A Food and Drug Administration advisory panel gave green light to kid-size doses of Pfizer’s shots for 5- to 11-year-olds on Tuesday. With this step, the Us moved a step closer to expanding COVID-19 vaccinations for millions of more children.
The panel voted unanimously, with one abstention, that the vaccine’s benefits in preventing COVID-19 in that age group outweigh any potential risks — including a heart-related side effect that’s been very rare in teens and young adults despite their use of a much higher shot dose, the Associated Press reported.
While children are at lower risk of severe COVID-19 than older people, ultimately many panelists decided it’s important to give parents the choice to protect their youngsters — especially those at high risk of illness or who live in places where other precautions, like masks in schools, aren’t being used.
The virus is “not going away. We have to find a way to live with it and I think the vaccines give us a way to do that,” said FDA adviser Jeannette Lee of the University of Arkansas.

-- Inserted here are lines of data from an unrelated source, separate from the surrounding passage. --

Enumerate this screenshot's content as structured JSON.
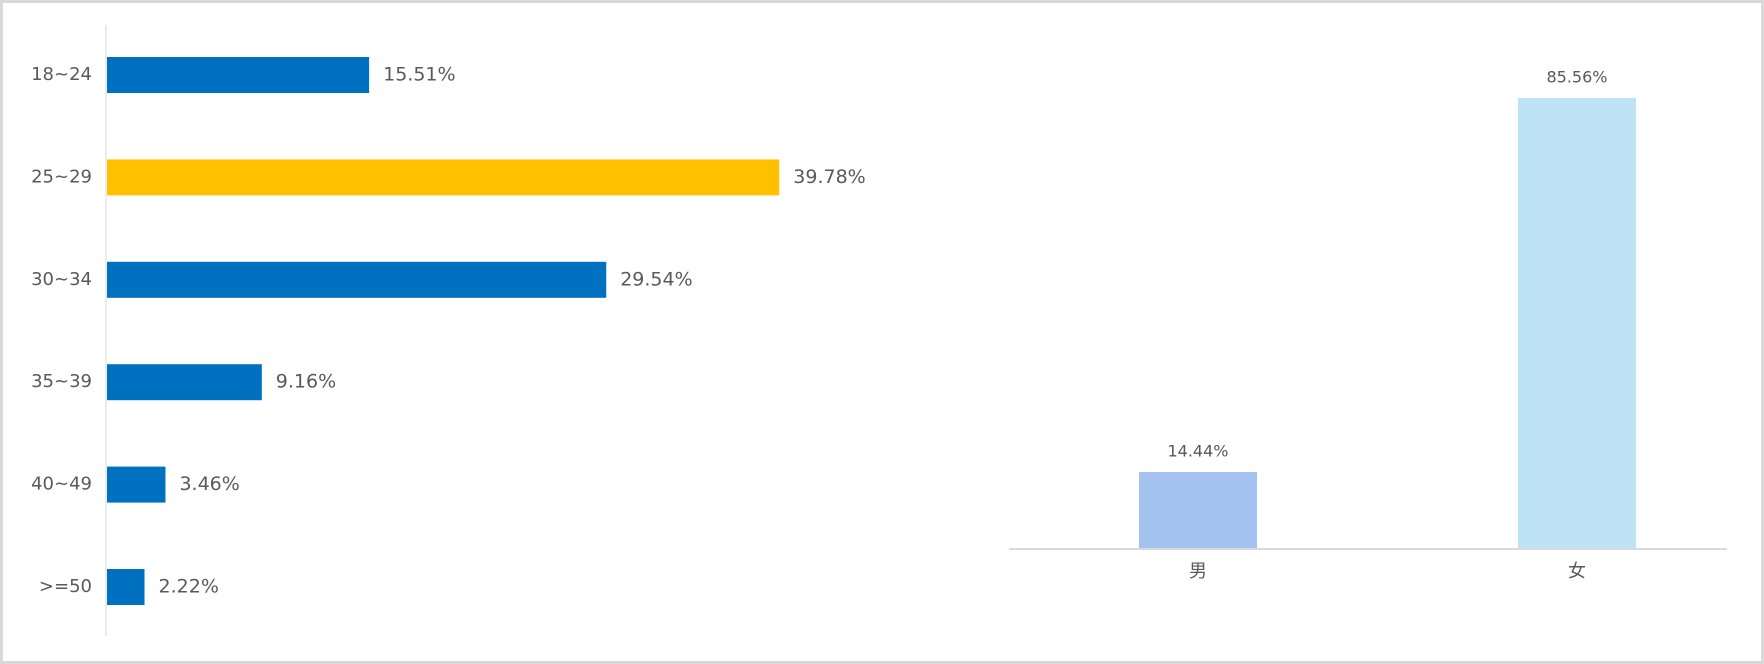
{
  "chart_data": [
    {
      "type": "hbar",
      "categories": [
        "18~24",
        "25~29",
        "30~34",
        "35~39",
        "40~49",
        ">=50"
      ],
      "values": [
        15.51,
        39.78,
        29.54,
        9.16,
        3.46,
        2.22
      ],
      "value_labels": [
        "15.51%",
        "39.78%",
        "29.54%",
        "9.16%",
        "3.46%",
        "2.22%"
      ],
      "colors": [
        "#0070c0",
        "#ffc000",
        "#0070c0",
        "#0070c0",
        "#0070c0",
        "#0070c0"
      ]
    },
    {
      "type": "bar",
      "categories": [
        "男",
        "女"
      ],
      "values": [
        14.44,
        85.56
      ],
      "value_labels": [
        "14.44%",
        "85.56%"
      ],
      "colors": [
        "#a4c2f0",
        "#bde3f5"
      ]
    }
  ]
}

“I do think it’s a relatively close call. It’s really going to be a question of what the prevailing conditions are but we’re never going to learn about how safe this vaccine is unless we start giving it,” said adviser Dr. Eric Rubin of Harvard University, according to the Associated Press.
The FDA can overturn the panel’s recommendation and is expected to make its own decision in a few days.
If the FDA does go ahead with the authorisation of the kid-size doses, it will be up to the Centers for Disease Control and Prevention to decide whether to recommend the shots and which youngsters should get them when they sit for it next week.
Full-strength shots made by Pfizer and its partner BioNTech already are recommended for everyone 12 and older but pediatricians and many parents are clamoring for protection for younger children. The extra-contagious delta variant has caused an alarming rise in pediatric infections — and families are frustrated with school quarantines and having to say no to sleepovers and other rites of childhood to keep the virus at bay.